Quando o tribalismo (particularmente o fundado na hierarquização social de viés escravagista ou na divisão de gangues) interage com os sistemas cerebrais de dominação e depredação, a agressividade e a violência explodem com muita facilidade. Quem ocupa status mais baixo e acredita que tem o direito de também integrar o mais alto, tem intenso ressentimento assim como “inimigos”, que acabam sendo considerados culpados pelo seu baixo status social. Este ressentimento leva à violência (ou mesmo a guerras entre países ou extermínios coletivos). E o inverso também ocorre: quem tem alto status pode atuar com agressividade e violência contra os “outros” para reforçar seu hipotético domínio. O tribalismo (como explicam os autores do livro citado: Somos una espécie violenta?) não explica todo tipo de violência, mas constitui um fator importante nas condutas humanas agressivas (p. 135). Outro fator relevante é o territorialismo (demarcação de território), que também se faz presente no carnaval, cujos espaços físicos são totalmente demarcados (o pessoal camarotizado não se mescla com os demais e os cordanizados não aceitam a invasão da patuleia).

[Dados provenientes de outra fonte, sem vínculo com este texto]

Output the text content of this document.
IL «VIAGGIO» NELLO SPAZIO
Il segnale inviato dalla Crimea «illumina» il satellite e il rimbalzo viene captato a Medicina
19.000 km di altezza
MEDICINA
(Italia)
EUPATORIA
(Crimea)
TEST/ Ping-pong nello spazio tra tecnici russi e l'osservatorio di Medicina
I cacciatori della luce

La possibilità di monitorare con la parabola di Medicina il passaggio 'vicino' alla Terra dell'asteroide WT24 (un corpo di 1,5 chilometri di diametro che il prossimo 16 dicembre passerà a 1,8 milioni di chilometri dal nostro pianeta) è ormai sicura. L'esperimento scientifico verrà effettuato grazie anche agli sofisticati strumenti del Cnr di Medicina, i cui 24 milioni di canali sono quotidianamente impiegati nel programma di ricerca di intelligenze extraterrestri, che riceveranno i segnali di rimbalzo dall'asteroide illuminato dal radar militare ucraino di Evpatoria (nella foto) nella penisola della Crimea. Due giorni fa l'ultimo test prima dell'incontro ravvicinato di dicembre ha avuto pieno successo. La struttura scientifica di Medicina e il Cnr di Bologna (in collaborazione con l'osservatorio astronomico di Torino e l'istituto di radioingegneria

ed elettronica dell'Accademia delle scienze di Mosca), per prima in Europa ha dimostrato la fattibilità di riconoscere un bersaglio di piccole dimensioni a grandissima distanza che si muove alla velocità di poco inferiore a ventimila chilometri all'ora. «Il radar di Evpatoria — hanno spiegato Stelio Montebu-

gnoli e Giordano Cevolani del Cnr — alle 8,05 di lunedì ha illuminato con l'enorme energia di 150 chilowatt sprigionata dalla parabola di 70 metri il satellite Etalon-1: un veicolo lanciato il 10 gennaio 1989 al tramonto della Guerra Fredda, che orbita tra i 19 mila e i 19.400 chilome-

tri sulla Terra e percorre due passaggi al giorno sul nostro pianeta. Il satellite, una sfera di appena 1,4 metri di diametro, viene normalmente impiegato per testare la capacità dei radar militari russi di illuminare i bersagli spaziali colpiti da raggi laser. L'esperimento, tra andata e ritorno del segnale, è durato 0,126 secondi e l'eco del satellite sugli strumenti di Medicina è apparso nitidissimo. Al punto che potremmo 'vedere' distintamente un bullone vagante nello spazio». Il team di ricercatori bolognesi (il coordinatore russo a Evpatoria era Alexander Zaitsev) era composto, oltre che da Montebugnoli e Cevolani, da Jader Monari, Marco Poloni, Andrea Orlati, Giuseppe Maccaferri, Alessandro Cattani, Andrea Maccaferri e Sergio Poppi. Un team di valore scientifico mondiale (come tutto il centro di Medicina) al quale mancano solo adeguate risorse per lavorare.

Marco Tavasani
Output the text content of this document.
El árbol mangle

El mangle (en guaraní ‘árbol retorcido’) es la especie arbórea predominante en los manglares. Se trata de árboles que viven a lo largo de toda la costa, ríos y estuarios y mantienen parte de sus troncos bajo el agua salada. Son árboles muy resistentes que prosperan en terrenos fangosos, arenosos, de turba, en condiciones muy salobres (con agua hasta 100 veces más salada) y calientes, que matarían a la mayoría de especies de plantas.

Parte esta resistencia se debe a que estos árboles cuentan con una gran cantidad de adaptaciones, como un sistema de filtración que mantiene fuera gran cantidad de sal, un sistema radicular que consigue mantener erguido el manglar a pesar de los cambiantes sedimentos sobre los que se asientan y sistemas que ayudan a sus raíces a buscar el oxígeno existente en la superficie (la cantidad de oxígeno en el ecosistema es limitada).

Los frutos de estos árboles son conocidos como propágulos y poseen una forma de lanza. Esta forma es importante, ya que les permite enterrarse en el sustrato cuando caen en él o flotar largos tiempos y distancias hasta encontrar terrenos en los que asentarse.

Também é certo que nem todas as pessoas se comportam consoante as características comuns do tribalismo. Em muitos não há a agressividade típica da dominação social. Eles são humanistas, pacifistas e respeitadores dos direitos humanos universais. O mais macabro aspecto do tribalismo reside, no entanto, nadesumanização dos membros dos outros grupos. Chegados a esse ponto, os “outros” não mais são considerados humanos dotados de direitos (daí a mutilação, a tortura, o extermínio sem nenhum sentimento de culpa). A destruição do “inimigo” (do outro) passa a ser um prazer, um desfrute (como no tempo do Homo caçador-coletor); não podemos esquecer que durante 95% da existência do Homo sapiens ele foi caçador-coletor (p. 135). Mesmo tendo havido mudanças genéticas desde a descoberta da agricultura (10 mil anos atrás), nossas pulsões, propensões e necessidades, nossa constituição biológica intrínseca segue sendo basicamente a de um primata caçador-recoletor. O tribalismo com a ativação do sistema cerebral de recompensa (de prazer, de satisfação) que produz a conduta depredadora pode explicar a crueldade humana contra os que não pertencem ao nosso grupo (incluindo-se a pena de morte). “Salvo que uma educação esmerada tenha contido os impulsos naturais, o humano desfruta da caça e do ato de matar” (S. Washburn). A caça gera prazer (tanto quanto o castigo do outro). O espetáculo público da tortura e da morte acontece para que todos possam desfrutar disso (para o prazer coletivo). O caçador tem prazer de caçar e de matar os integrantes dos outros grupos (diz J. Goodall).